5) The fear of of wholesale nationalization of banks is no longer at the top of the investor concerns. Yes, there is still a possibility, that more banks will get taken over by the government, especially after the stress tests at the end of the month. But, unless you believe there is a strong possibility of major banks being nationalized, stay away from FAZ and SKF.

6) Geithner and the FED, are on the hook to show some success with their "financial engineering". They will continue to "assist" in whatever way they can to 'save the financial system'. I am not betting against the FED.

6) M2M - we can debate whether its just a band aid and smoke and mirrors, but what is important is that it will obscure the true balance sheet information and will artificially help banks report stronger results, even if its only an optical illusion. Whitney explained it well today in her interview on CNBC. Bottom line it will help improve a tangible book value, a key metric on which banks are valued, as well as improve a sentiment towards banks..

7) Lastly, the overall market sentiment is improving and we are seeing signs of money beginning to trickle back into the market. Much of it will find its way into brad market indices, like SP500. The index funds, that have ~10% weight in financials will need to allocate at least $10 of every $100 into financials. Well let's examine today. We had a very negative start to the day: 1) a very negative (and downright scary) report on banks from Mayo, 2) the nervousness about the upcoming earnings season, 3) looming stress tests for banks, 4) the selloff in commodities, 5) and oh yeah, some comments from Geithner yesterday about a possibility of removing more management teams at the banks that received gov't aid, and 6) comments from TARP watchdog, Warren, about possibly wiping out the common equity at these banks.
Last week and today there were several attempts to sell this extended market and scare some investors into locking in their gains following one of the most impressive rallies ever. But after all that, the broad market and financials were able to recoup most of the losses by the end of the day. All things considered, the financials held up OK and didn't get decimated as would have been the case just a few weeks ago. If you examine the action during the last 30 minutes of the day over the last week or so, you will clearly see some strong buying into the close. Draw you own conclusions. Don't fight the tape!
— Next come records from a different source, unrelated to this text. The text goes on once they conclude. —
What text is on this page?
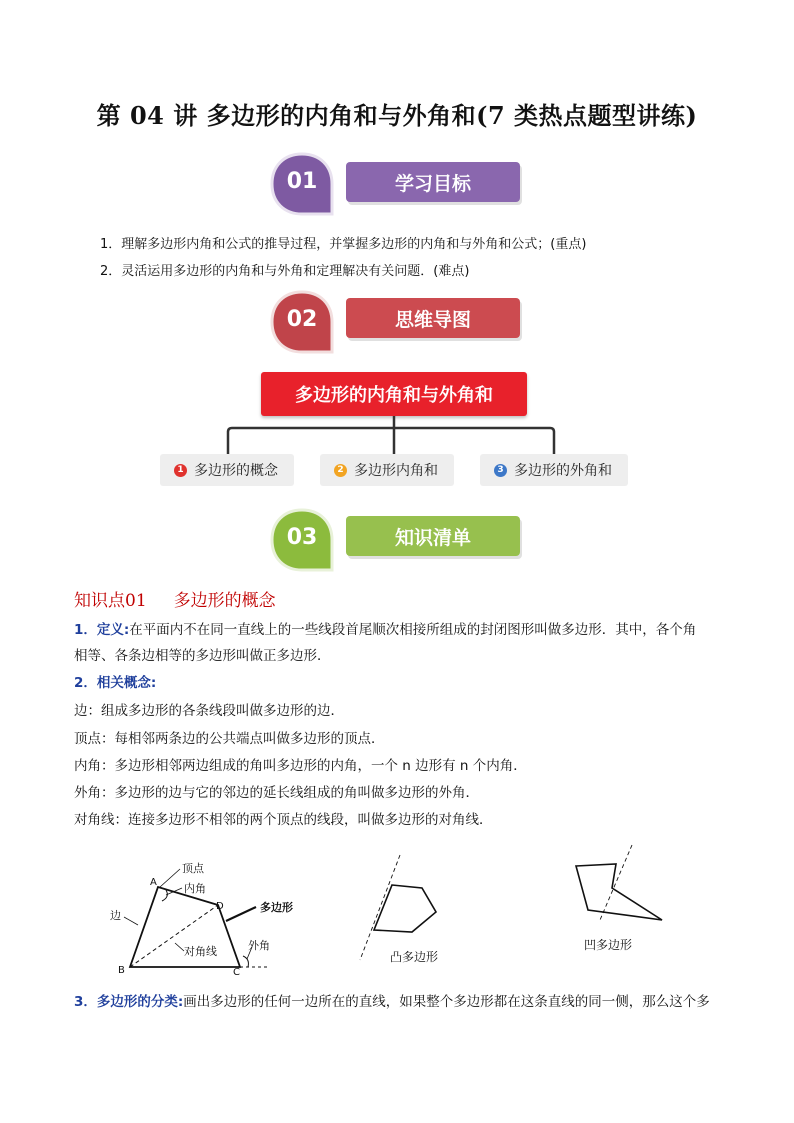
第 04 讲 多边形的内角和与外角和(7 类热点题型讲练)
01	学习目标
1．理解多边形内角和公式的推导过程，并掌握多边形的内角和与外角和公式；(重点)
2．灵活运用多边形的内角和与外角和定理解决有关问题．(难点)
02	思维导图
多边形的内角和与外角和
1 多边形的概念	2 多边形内角和	3 多边形的外角和
03	知识清单
知识点01     多边形的概念
1．定义:在平面内不在同一直线上的一些线段首尾顺次相接所组成的封闭图形叫做多边形．其中，各个角
相等、各条边相等的多边形叫做正多边形．
2．相关概念:
边：组成多边形的各条线段叫做多边形的边．
顶点：每相邻两条边的公共端点叫做多边形的顶点．
内角：多边形相邻两边组成的角叫多边形的内角，一个 n 边形有 n 个内角．
外角：多边形的边与它的邻边的延长线组成的角叫做多边形的外角．
对角线：连接多边形不相邻的两个顶点的线段，叫做多边形的对角线．
顶点
内角
边
多边形
对角线	外角
A
B	C
D
凸多边形
凹多边形
3．多边形的分类:画出多边形的任何一边所在的直线，如果整个多边形都在这条直线的同一侧，那么这个多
8) Now let's examine FAZ itself. FAZ is not an investment. Numerous articles examined the performance of these highly leveraged ETFs and concluded that their performance doesn't correlate to that of the underlying. Its more of a trading volatility tool which was very is helpful over the past few months to bet on a volatile and usually one-way trading in financials. Great for day traders that are good at volatility trading. Poor choice for investors.

9) Don't confuse NOW with LATER. Later, many of the problems that have been infecting our financial system over the last 25 years, will resurface. The extent of these problems and the unintended circumstances that our government is creating by trying to 'fix' our financial system at all cost, is still unknown. It will manifest itself again in the future. But for NOW, over the near term, we are likely to see some improvement in both fundamentals and investor and analyst sentiment toward banks.

10) Finally, in order for FAZ to move back up to $35 (more than 100% from today's close), financials would likely need to sell off to a tune of 30-35%. Which means BAC back to $5-5.50, JPM back to mid teens and GS back to mid $80's. It would take just as much of a meltdown as we saw last year, when the problems with finanacials just began to surface and they were all still trading at pretty lofty levels. Is it possible, yes, but not likely,

There will be time again to bet against financials. But NOW is not the time to be betting a farm on FAZ.